WAN internet connection (PPPoE) inconsistant

I installed Openwrt on my Xiaomi router 3G last night and I was able to configure network interface to connect via PPPoE however there has been lot of random disconnection and connects back automatically.

But now its been 3 hours and still there is no connection.

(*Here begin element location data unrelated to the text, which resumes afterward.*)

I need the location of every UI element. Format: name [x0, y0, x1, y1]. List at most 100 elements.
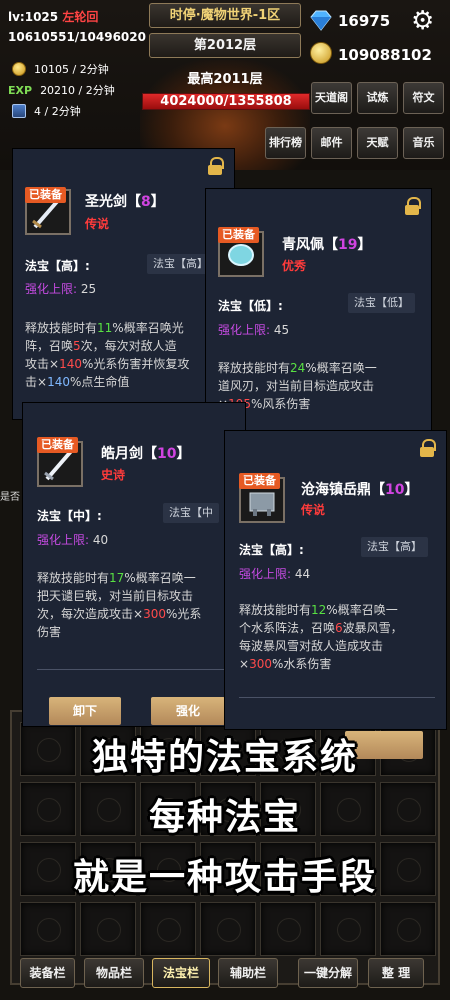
- menu-music-button[interactable]: 音乐: [403, 127, 444, 159]
- server-title[interactable]: 时停·魔物世界-1区: [149, 3, 301, 28]
- item-grade: 传说: [85, 217, 110, 231]
- partial-label: 是否: [0, 492, 20, 503]
- treasure-chest-icon: [12, 104, 26, 118]
- best-floor: 最高2011层: [187, 72, 263, 87]
- tab-auxiliary[interactable]: 辅助栏: [218, 958, 278, 988]
- tab-treasure[interactable]: 法宝栏: [152, 958, 210, 988]
- highlight-value: 5: [73, 339, 81, 353]
- item-card-haoyue[interactable]: 已装备 皓月剑【10】 史诗 法宝【中】: 法宝【中 强化上限: 40 释放技能…: [22, 402, 246, 727]
- highlight-value: 11: [97, 321, 113, 335]
- inventory-slot[interactable]: [140, 902, 196, 956]
- lock-icon[interactable]: [208, 157, 224, 175]
- menu-talent-button[interactable]: 天赋: [357, 127, 398, 159]
- item-level: 8: [141, 194, 151, 210]
- chest-rate: 4 / 2分钟: [34, 105, 81, 118]
- item-type: 法宝【中】:: [37, 509, 102, 523]
- item-name: 皓月剑【10】: [101, 443, 190, 463]
- desc-text: 次，每次对敌人造: [80, 339, 177, 353]
- desc-text: 波暴风雪，: [342, 621, 403, 635]
- menu-mail-button[interactable]: 邮件: [311, 127, 352, 159]
- desc-text: %水系伤害: [271, 657, 332, 671]
- card-divider: [37, 669, 237, 670]
- sort-button[interactable]: 整 理: [368, 958, 424, 988]
- enhance-label: 强化上限:: [25, 282, 78, 296]
- equipped-badge: 已装备: [218, 227, 259, 243]
- lock-icon[interactable]: [420, 439, 436, 457]
- item-name-end: 】: [176, 446, 191, 462]
- unequip-button[interactable]: 卸下: [49, 697, 121, 725]
- inventory-slot[interactable]: [380, 902, 436, 956]
- chest-rate-row: 4 / 2分钟: [12, 103, 81, 119]
- desc-text: %风系伤害: [250, 397, 311, 411]
- highlight-value: 17: [109, 571, 125, 585]
- inventory-slot[interactable]: [20, 902, 76, 956]
- floor-indicator[interactable]: 第2012层: [149, 33, 301, 58]
- level-text: lv:1025: [8, 10, 59, 24]
- enhance-limit: 强化上限: 25: [25, 280, 96, 297]
- desc-text: 阵，召唤: [25, 339, 74, 353]
- menu-tiandao-button[interactable]: 天道阁: [311, 82, 352, 114]
- promo-caption-line3: 就是一种攻击手段: [72, 857, 377, 898]
- inventory-slot[interactable]: [200, 902, 256, 956]
- card-divider: [239, 697, 435, 698]
- item-name-text: 沧海镇岳鼎【: [301, 482, 385, 498]
- gold-rate-row: 10105 / 2分钟: [12, 61, 109, 77]
- menu-rune-button[interactable]: 符文: [403, 82, 444, 114]
- item-type-chip: 法宝【低】: [348, 293, 415, 313]
- inventory-slot[interactable]: [320, 902, 376, 956]
- enhance-value: 44: [294, 567, 311, 581]
- highlight-value: 12: [311, 603, 327, 617]
- item-grade: 优秀: [282, 259, 307, 273]
- gold-count: 109088102: [338, 46, 432, 64]
- desc-text: %概率召唤光: [112, 321, 184, 335]
- enhance-limit: 强化上限: 44: [239, 565, 310, 582]
- gold-coin-icon: [310, 42, 332, 64]
- desc-text: 释放技能时有: [37, 571, 110, 585]
- menu-trial-button[interactable]: 试炼: [357, 82, 398, 114]
- tab-items[interactable]: 物品栏: [84, 958, 144, 988]
- inventory-slot[interactable]: [80, 902, 136, 956]
- player-title: 左轮回: [62, 10, 99, 24]
- desc-text: 伤害: [37, 625, 62, 639]
- item-name-text: 青风佩【: [282, 237, 338, 253]
- desc-text: 击×: [25, 375, 48, 389]
- desc-text: %点生命值: [69, 375, 130, 389]
- boss-hp-bar: 4024000/1355808: [142, 93, 310, 110]
- desc-text: 次，每次造成攻击×: [37, 607, 144, 621]
- item-type-chip: 法宝【高】: [147, 254, 214, 274]
- item-level: 19: [338, 237, 358, 253]
- exp-icon: EXP: [8, 83, 33, 97]
- highlight-value: 300: [249, 657, 272, 671]
- enhance-button[interactable]: 强化: [151, 697, 225, 725]
- diamond-icon: [310, 10, 332, 31]
- menu-ranking-button[interactable]: 排行榜: [265, 127, 306, 159]
- promo-caption-line1: 独特的法宝系统: [91, 737, 358, 778]
- settings-gear-icon[interactable]: ⚙: [411, 8, 434, 34]
- item-card-shengguang[interactable]: 已装备 圣光剑【8】 传说 法宝【高】: 法宝【高】 强化上限: 25 释放技能…: [12, 148, 235, 420]
- dismantle-all-button[interactable]: 一键分解: [298, 958, 358, 988]
- item-card-canghai[interactable]: 已装备 沧海镇岳鼎【10】 传说 法宝【高】: 法宝【高】 强化上限: 44 释…: [224, 430, 447, 759]
- desc-text: 道风刃，对当前目标造成攻击: [218, 379, 375, 393]
- gold-coin-icon: [12, 62, 26, 76]
- enhance-label: 强化上限:: [37, 533, 90, 547]
- enhance-value: 25: [80, 282, 97, 296]
- desc-text: 释放技能时有: [25, 321, 98, 335]
- item-description: 释放技能时有24%概率召唤一道风刃，对当前目标造成攻击×195%风系伤害: [218, 359, 426, 413]
- equipped-badge: 已装备: [239, 473, 280, 489]
- enhance-label: 强化上限:: [218, 323, 271, 337]
- desc-text: 释放技能时有: [239, 603, 312, 617]
- item-card-qingfeng[interactable]: 已装备 青风佩【19】 优秀 法宝【低】: 法宝【低】 强化上限: 45 释放技…: [205, 188, 432, 434]
- desc-text: 个水系阵法，召唤: [239, 621, 336, 635]
- gold-rate: 10105 / 2分钟: [34, 63, 109, 76]
- player-level: lv:1025 左轮回: [8, 8, 98, 25]
- highlight-value: 140: [59, 357, 82, 371]
- desc-text: 释放技能时有: [218, 361, 291, 375]
- highlight-value: 6: [335, 621, 343, 635]
- item-type: 法宝【低】:: [218, 299, 283, 313]
- lock-icon[interactable]: [405, 197, 421, 215]
- top-hud: lv:1025 左轮回 10610551/10496020 10105 / 2分…: [0, 0, 450, 170]
- enhance-limit: 强化上限: 45: [218, 321, 289, 338]
- inventory-slot[interactable]: [260, 902, 316, 956]
- tab-equipment[interactable]: 装备栏: [20, 958, 75, 988]
- item-name-text: 皓月剑【: [101, 446, 157, 462]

I noticed that in/etc/config/network there is no entry for WAN however it is present when checked via GUI

**/etc/config/network**

config interface 'loopback'
        option ifname 'lo'
        option proto 'static'
        option ipaddr '127.0.0.1'
        option netmask '255.0.0.0'

config globals 'globals'
        option ula_prefix 'fdf9:37c3:39a3::/48'

config interface 'lan'
        option type 'bridge'
        option ifname 'eth0.1'
        option proto 'static'
        option ipaddr '192.168.1.1'
        option netmask '255.255.255.0'
        option ip6assign '60'
        option dns '1.1.1.1'

config device 'lan_dev'
        option name 'eth0.1'
        option macaddr 'XXXXXXXXXXXX'

Here is GUI

Are you sure? Could you try changing anything in the WAN settings and see if it will show up in the config file, and if the changes will retain in the GUI after restart for example?

Could you confirm that the MTU is as required by your ISP?

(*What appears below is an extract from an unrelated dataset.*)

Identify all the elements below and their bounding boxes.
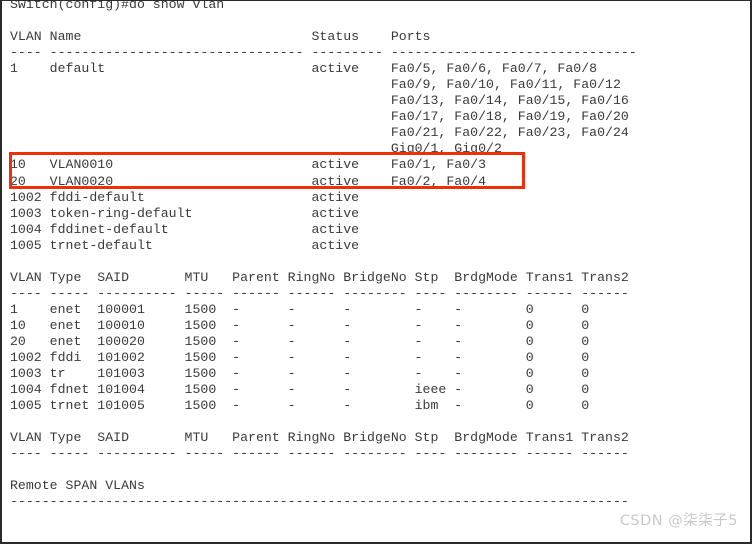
console-text[interactable]: Switch(config)#do show vlan VLAN Name St… [10, 1, 637, 542]
cli-terminal-output[interactable]: Switch(config)#do show vlan VLAN Name St… [2, 1, 750, 542]
terminal-screenshot: Switch(config)#do show vlan VLAN Name St… [0, 0, 752, 544]
csdn-watermark: CSDN @柒柒子5 [619, 513, 738, 529]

What I am worried is the whole WAN part is missing in config file, I rebooted the router and checked both config and GUI just to confirm still missing.

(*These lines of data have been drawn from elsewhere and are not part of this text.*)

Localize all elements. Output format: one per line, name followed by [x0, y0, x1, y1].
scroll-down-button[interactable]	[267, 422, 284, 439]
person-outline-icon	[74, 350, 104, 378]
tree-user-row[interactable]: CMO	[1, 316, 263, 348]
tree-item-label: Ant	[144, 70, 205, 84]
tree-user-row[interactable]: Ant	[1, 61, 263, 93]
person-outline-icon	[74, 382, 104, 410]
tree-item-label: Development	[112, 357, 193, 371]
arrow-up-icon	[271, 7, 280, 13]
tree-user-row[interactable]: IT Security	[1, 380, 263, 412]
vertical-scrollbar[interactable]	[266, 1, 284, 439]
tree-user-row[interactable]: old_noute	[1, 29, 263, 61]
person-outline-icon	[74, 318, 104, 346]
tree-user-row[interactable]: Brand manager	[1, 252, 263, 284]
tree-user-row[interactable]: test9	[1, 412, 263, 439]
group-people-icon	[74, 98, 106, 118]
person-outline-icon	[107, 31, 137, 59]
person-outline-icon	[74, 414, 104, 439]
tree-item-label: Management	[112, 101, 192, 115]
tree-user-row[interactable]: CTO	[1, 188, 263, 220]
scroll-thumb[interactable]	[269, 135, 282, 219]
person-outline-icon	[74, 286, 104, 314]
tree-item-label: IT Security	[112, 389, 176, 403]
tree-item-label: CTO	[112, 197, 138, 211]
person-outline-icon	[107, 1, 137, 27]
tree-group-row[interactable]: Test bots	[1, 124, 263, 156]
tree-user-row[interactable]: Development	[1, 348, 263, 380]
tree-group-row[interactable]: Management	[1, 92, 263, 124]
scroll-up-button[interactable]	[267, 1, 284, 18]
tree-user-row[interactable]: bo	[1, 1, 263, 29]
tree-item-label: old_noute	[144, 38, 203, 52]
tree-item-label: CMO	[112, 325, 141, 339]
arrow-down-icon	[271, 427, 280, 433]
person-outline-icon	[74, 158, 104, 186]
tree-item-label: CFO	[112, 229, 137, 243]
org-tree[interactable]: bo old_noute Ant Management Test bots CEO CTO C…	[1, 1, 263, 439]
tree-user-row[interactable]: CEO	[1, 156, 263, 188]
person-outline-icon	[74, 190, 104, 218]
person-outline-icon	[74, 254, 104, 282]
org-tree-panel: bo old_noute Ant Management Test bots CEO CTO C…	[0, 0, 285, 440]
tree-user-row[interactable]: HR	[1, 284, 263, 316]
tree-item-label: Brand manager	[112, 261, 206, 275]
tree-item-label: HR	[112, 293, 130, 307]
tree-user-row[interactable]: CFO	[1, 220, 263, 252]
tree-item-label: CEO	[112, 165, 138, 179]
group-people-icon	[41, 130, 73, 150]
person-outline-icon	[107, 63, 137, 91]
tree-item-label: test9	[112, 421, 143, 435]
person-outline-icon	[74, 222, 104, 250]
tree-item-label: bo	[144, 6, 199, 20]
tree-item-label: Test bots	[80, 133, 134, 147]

There is no such requirement for MTU(have I added this somewhere?), ISP has only PPPoE.

Well, I guess you better delete the WAN interface from the GUI (if it's still showing there), and recreate it.

You can find the MTU for PPPoE under Advanced Settings tab of the interface configuration page

Apparently the issue was with ISP they had to bind my MAC inorder to get connection.

Weirdly if I uncheck "Use DNS servers advertised by peer" and use 1.1.1.1 I don't get connectivity else DNS is provided by ISP

Also check that your MTU is correct according to your ISP. Usually it has to be 1492, but it can vary.

Maybe they are blocking third party Nameservers for censorship purposes.

This wouldn't be the case as I was using pihole as my DNS previously.

This is totally irrelevant from the PPPoE disconnects. You may accept or ignore the NameServers advertised by the ISP. In both cases you can add your own NS (in the second case it is kind of necessary). This works for the router itself and the hosts that use dnsmasq to resolve. If you advertise the pihole to your clients as NS, then they will query the pihole, but pihole also needs some upstream NS to ask.